Andreas Jacobs: What we’ve also managed to do over time is to convince individual faculties to get involved in such a concept – in other words, to build trust and remove any doubts. Everyone benefits from working together.
What were the particularly remarkable moments in the past ten years?
Michael Schäfers: One really significant moment for me personally was when our Collaborative Research Centre (CRC) reached the maximum possible funding period of twelve years. EIMI certainly played a decisive role in this because it was able to form a core for the CRC, from the point of view of structure and staff. At the same time, EIMI was also a driver as far as the approval for the Cells-in-Motion Cluster of Excellence in 2012 was concerned, in which interdisciplinary collaboration is now practised to a much wider extent.
Friedemann Kiefer: We were naturally delighted when the decision was taken to build the Multiscale Imaging Center, the MIC. We expect that from 2019 teams from all fields of imaging at the University will be undertaking research in one building.
Andreas Jacobs: As far as the technologies are concerned, the past few years were like completing a mosaic in which we were gradually able to insert more and more pieces, i.e. imaging methods. We started off with the PET and SPECT methods from nuclear medicine, along with computer tomography.
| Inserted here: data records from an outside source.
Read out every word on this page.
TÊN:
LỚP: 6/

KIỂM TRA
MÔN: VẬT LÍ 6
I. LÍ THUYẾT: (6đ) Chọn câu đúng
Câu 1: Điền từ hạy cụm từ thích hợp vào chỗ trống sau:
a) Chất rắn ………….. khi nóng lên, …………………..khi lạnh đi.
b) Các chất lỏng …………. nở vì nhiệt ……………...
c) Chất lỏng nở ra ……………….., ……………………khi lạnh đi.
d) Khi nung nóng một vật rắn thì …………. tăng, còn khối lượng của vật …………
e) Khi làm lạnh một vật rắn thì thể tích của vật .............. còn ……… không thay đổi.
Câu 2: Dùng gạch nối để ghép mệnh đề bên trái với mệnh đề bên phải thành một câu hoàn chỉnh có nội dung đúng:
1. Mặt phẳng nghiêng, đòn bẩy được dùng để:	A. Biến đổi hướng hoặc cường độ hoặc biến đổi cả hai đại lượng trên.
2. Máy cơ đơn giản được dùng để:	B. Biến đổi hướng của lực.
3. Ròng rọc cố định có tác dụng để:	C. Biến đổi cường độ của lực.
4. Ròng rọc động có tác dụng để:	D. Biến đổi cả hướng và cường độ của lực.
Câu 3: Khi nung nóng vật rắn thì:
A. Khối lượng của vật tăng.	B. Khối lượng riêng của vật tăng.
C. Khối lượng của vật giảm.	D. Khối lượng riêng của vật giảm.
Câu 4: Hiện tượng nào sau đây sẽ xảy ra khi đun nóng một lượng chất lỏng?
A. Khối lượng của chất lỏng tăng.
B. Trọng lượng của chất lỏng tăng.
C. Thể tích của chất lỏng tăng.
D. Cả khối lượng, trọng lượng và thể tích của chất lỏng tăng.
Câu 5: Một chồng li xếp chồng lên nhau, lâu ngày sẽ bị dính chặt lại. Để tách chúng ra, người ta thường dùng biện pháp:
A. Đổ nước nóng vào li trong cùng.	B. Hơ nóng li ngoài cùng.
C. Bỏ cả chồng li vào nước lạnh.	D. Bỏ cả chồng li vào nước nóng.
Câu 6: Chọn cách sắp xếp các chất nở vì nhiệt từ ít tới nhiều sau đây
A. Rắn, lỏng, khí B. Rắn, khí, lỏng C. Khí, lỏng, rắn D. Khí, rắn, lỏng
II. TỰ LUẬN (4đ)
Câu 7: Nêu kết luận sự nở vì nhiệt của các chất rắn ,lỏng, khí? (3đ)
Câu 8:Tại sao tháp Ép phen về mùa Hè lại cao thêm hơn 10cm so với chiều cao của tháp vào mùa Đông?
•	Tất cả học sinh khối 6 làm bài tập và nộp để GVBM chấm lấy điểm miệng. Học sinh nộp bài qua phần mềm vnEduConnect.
Then, with my appointment in 2009, among other things, optical imaging was introduced at EIMI. Then followed ultrasound and, in 2013, photoacoustic imaging. Later we carried out our first investigations using two-photon microscopy – and now, with the appointment of Friedemann Kiefer, we have expanded and further completed the range of live imaging approaches.
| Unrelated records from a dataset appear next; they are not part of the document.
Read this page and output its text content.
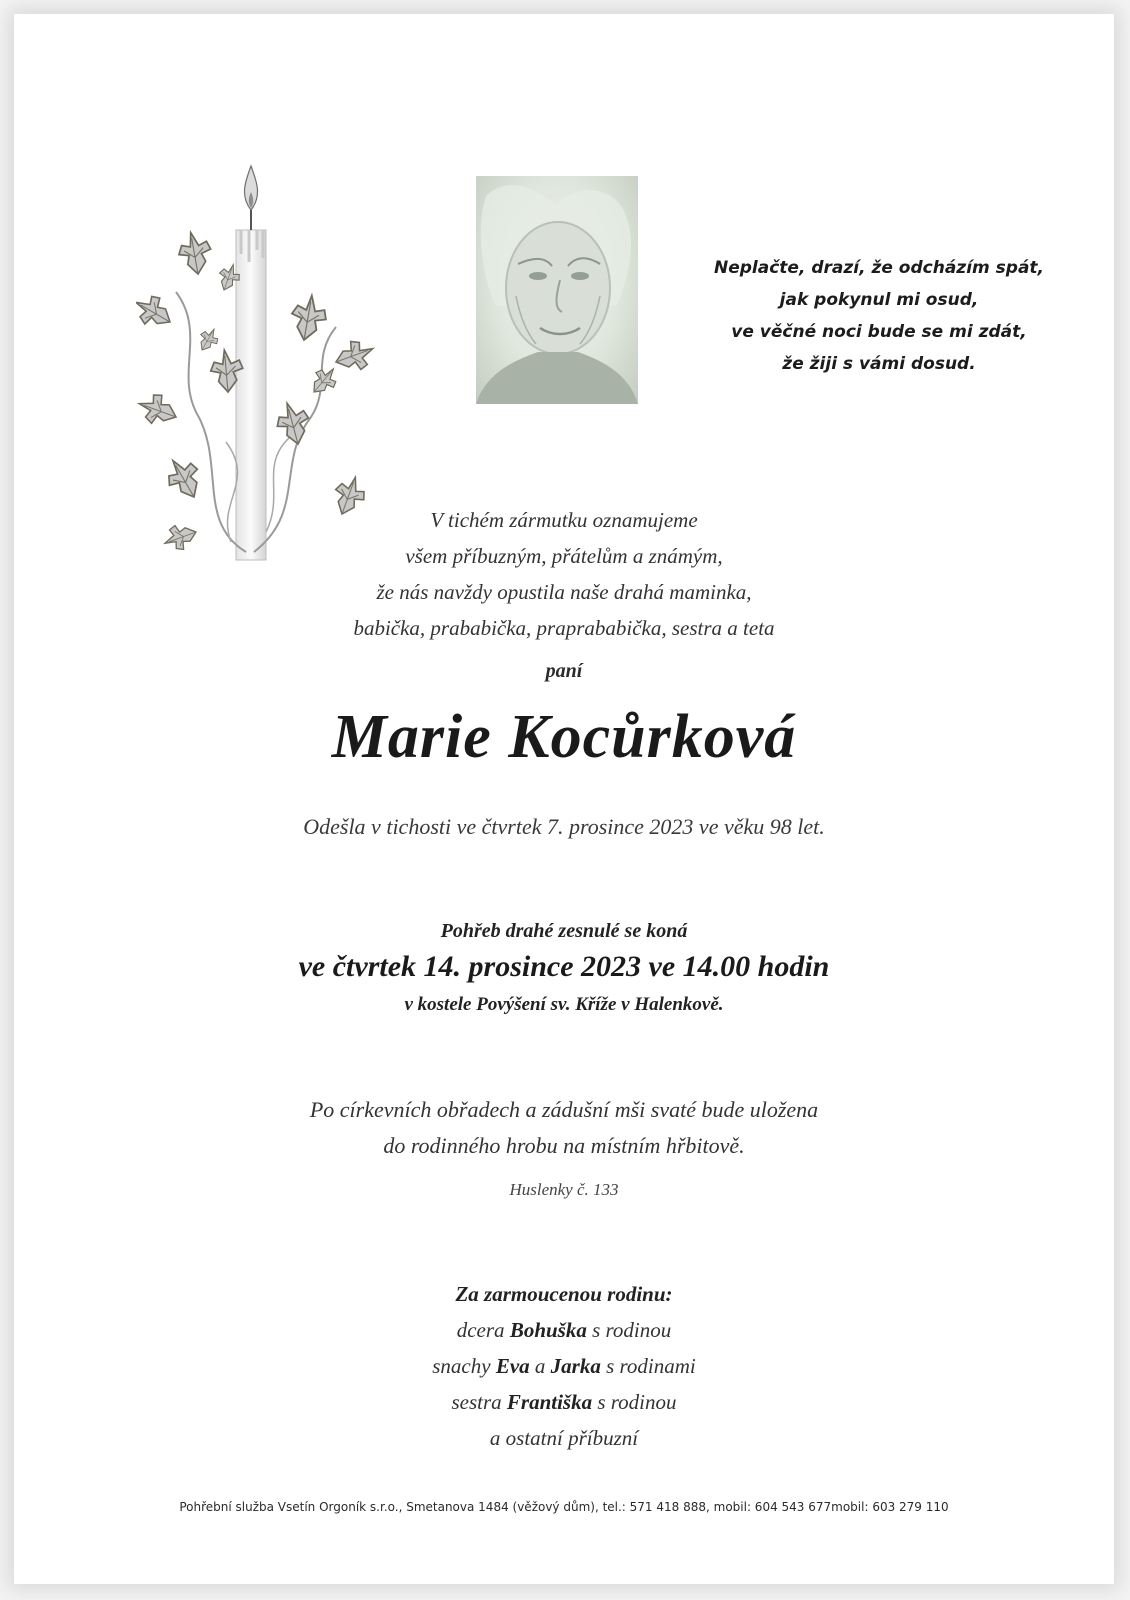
Neplačte, drazí, že odcházím spát,
jak pokynul mi osud,
ve věčné noci bude se mi zdát,
že žiji s vámi dosud.
V tichém zármutku oznamujeme
všem příbuzným, přátelům a známým,
že nás navždy opustila naše drahá maminka,
babička, prababička, praprababička, sestra a teta
paní
Marie Kocůrková
Odešla v tichosti ve čtvrtek 7. prosince 2023 ve věku 98 let.
Pohřeb drahé zesnulé se koná
ve čtvrtek 14. prosince 2023 ve 14.00 hodin
v kostele Povýšení sv. Kříže v Halenkově.
Po církevních obřadech a zádušní mši svaté bude uložena
do rodinného hrobu na místním hřbitově.
Huslenky č. 133
Za zarmoucenou rodinu:
dcera Bohuška s rodinou
snachy Eva a Jarka s rodinami
sestra Františka s rodinou
a ostatní příbuzní
Pohřební služba Vsetín Orgoník s.r.o., Smetanova 1484 (věžový dům), tel.: 571 418 888, mobil: 604 543 677mobil: 603 279 110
This is a new professorship for Intravital Molecular Imaging. Prof. Kiefer, what is the importance of this for the institute?
Friedemann Kiefer: I primarily use microscopic methods to examine molecular processes at the cellular level – in order to gain a better understanding of the consequences for entire organs or for the organism. This focus – light microscopy – has so far been lacking at EIMI. There is still a large gap between scientists engaged in basic research, who observe processes under the microscope with cellular resolution, and scientists who in most cases have a more preclinical or clinical orientation and who work with whole-body imaging. What we want to do is combine our findings at various biological scales and, by doing so, learn to understand what these findings from the ’world of cells‘ mean for the larger scales of organs and organisms.
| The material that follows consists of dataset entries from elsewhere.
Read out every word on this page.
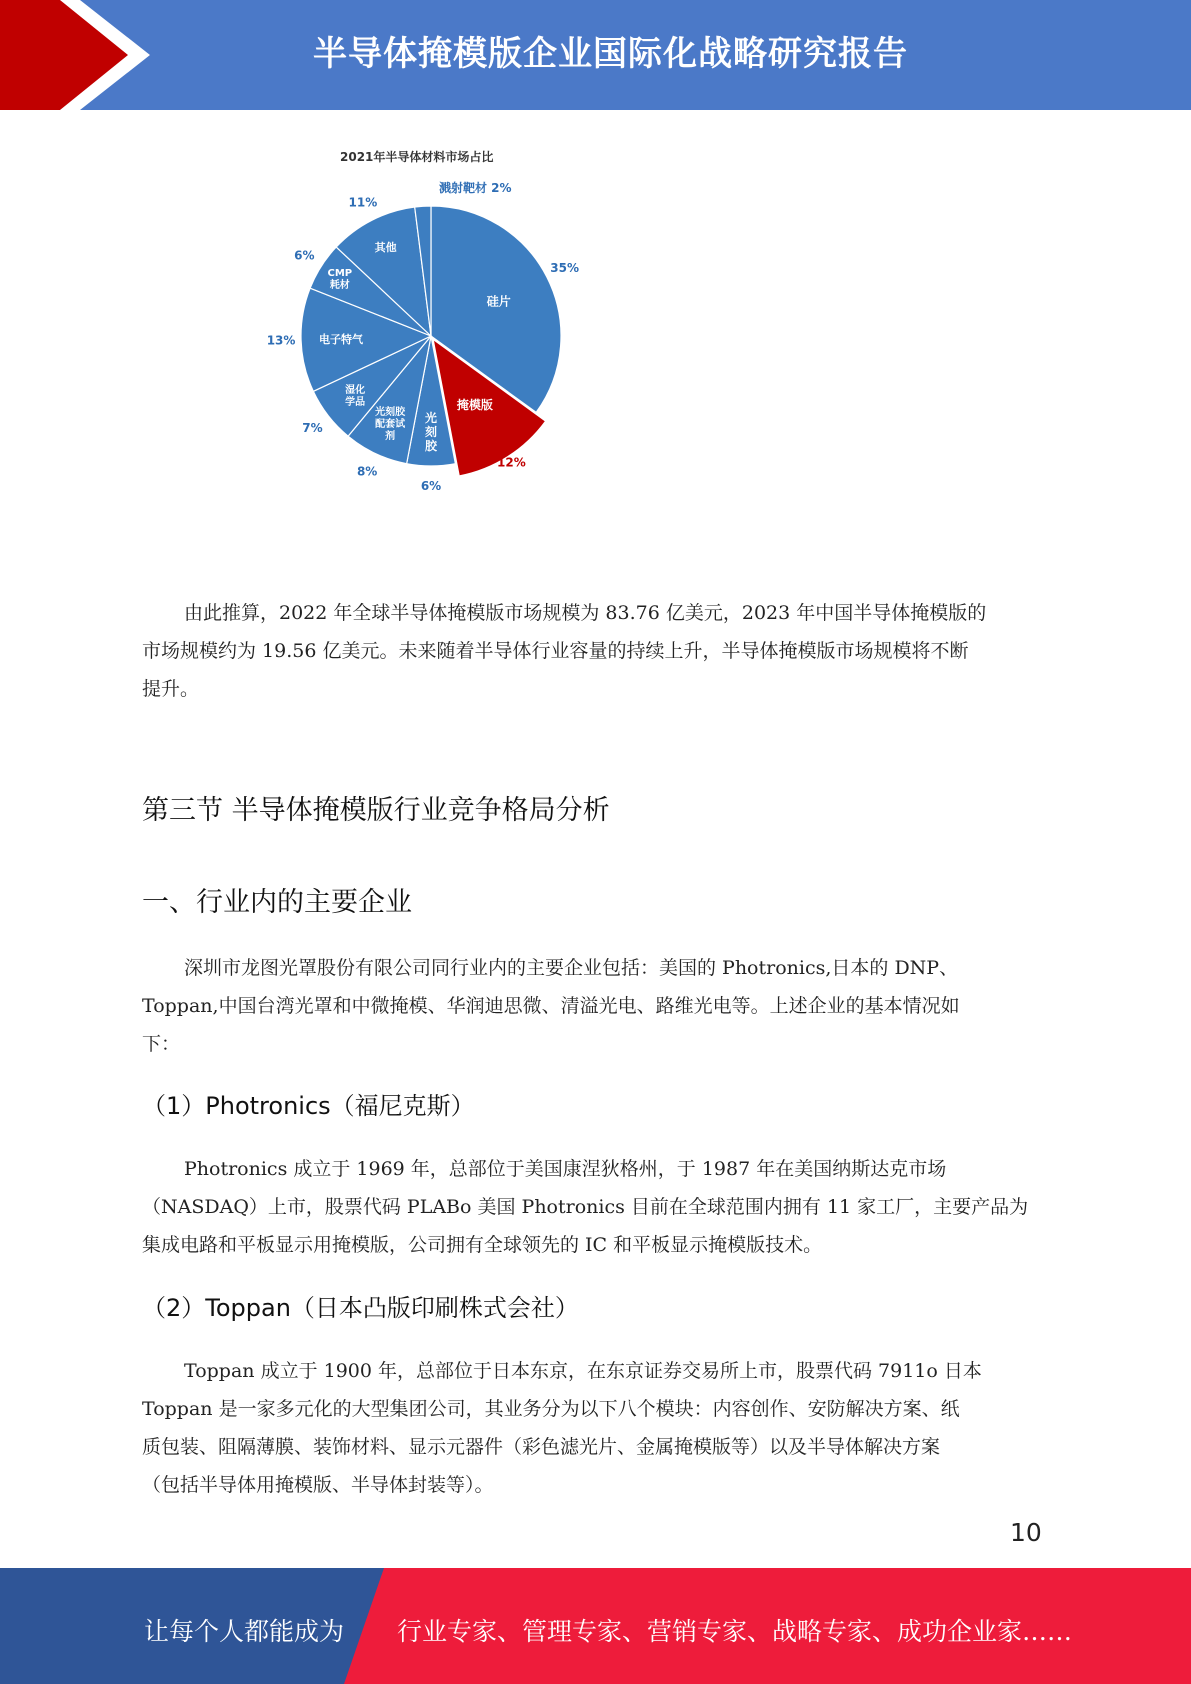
半导体掩模版企业国际化战略研究报告
2021年半导体材料市场占比
35%
12%
6%
8%
7%
13%
6%
11%
溅射靶材 2%
硅片
掩模版
光
刻
胶
光刻胶
配套试
剂
湿化
学品
电子特气
CMP
耗材
其他
由此推算，2022 年全球半导体掩模版市场规模为 83.76 亿美元，2023 年中国半导体掩模版的
市场规模约为 19.56 亿美元。未来随着半导体行业容量的持续上升，半导体掩模版市场规模将不断
提升。
第三节 半导体掩模版行业竞争格局分析
一、行业内的主要企业
深圳市龙图光罩股份有限公司同行业内的主要企业包括：美国的 Photronics,日本的 DNP、
Toppan,中国台湾光罩和中微掩模、华润迪思微、清溢光电、路维光电等。上述企业的基本情况如
下：
（1）Photronics（福尼克斯）
Photronics 成立于 1969 年，总部位于美国康涅狄格州，于 1987 年在美国纳斯达克市场
（NASDAQ）上市，股票代码 PLABo 美国 Photronics 目前在全球范围内拥有 11 家工厂，主要产品为
集成电路和平板显示用掩模版，公司拥有全球领先的 IC 和平板显示掩模版技术。
（2）Toppan（日本凸版印刷株式会社）
Toppan 成立于 1900 年，总部位于日本东京，在东京证券交易所上市，股票代码 7911o 日本
Toppan 是一家多元化的大型集团公司，其业务分为以下八个模块：内容创作、安防解决方案、纸
质包装、阻隔薄膜、装饰材料、显示元器件（彩色滤光片、金属掩模版等）以及半导体解决方案
（包括半导体用掩模版、半导体封装等）。
10
让每个人都能成为 行业专家、管理专家、营销专家、战略专家、成功企业家……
What plans do you have for the future?
Michael Schäfers: When we move into MIC we’ll be closer to other teams and institutes. We’ll be able to work even more closely with individual faculties just by having them near.
Friedemann Kiefer: EIMI will be an important organ in the MIC organism.
Michael Schäfers: One of our aims is to continue to acquire funding for lots of exciting projects. In 2017, the EIMI was amongst the top institutes at the Faculty of Medicine with the most third-party funding from the German Research Foundation. This shows that our research is competitive and relevant. On top of that, we want to continue discovering new research paths, of course.
Does that mean involving even more disciplines?
Friedemann Kiefer: Absolutely – in the natural sciences, new interdisciplinary directions are opening up in basic research. Biomechanics is one field, which we will be integrating, and which is already producing some fascinating results showing how biomechanical influences reprogramme and change the cardiovascular system.
Andreas Jacobs: Or engineering is needed to produce artificial tissues synthetically. This has only started.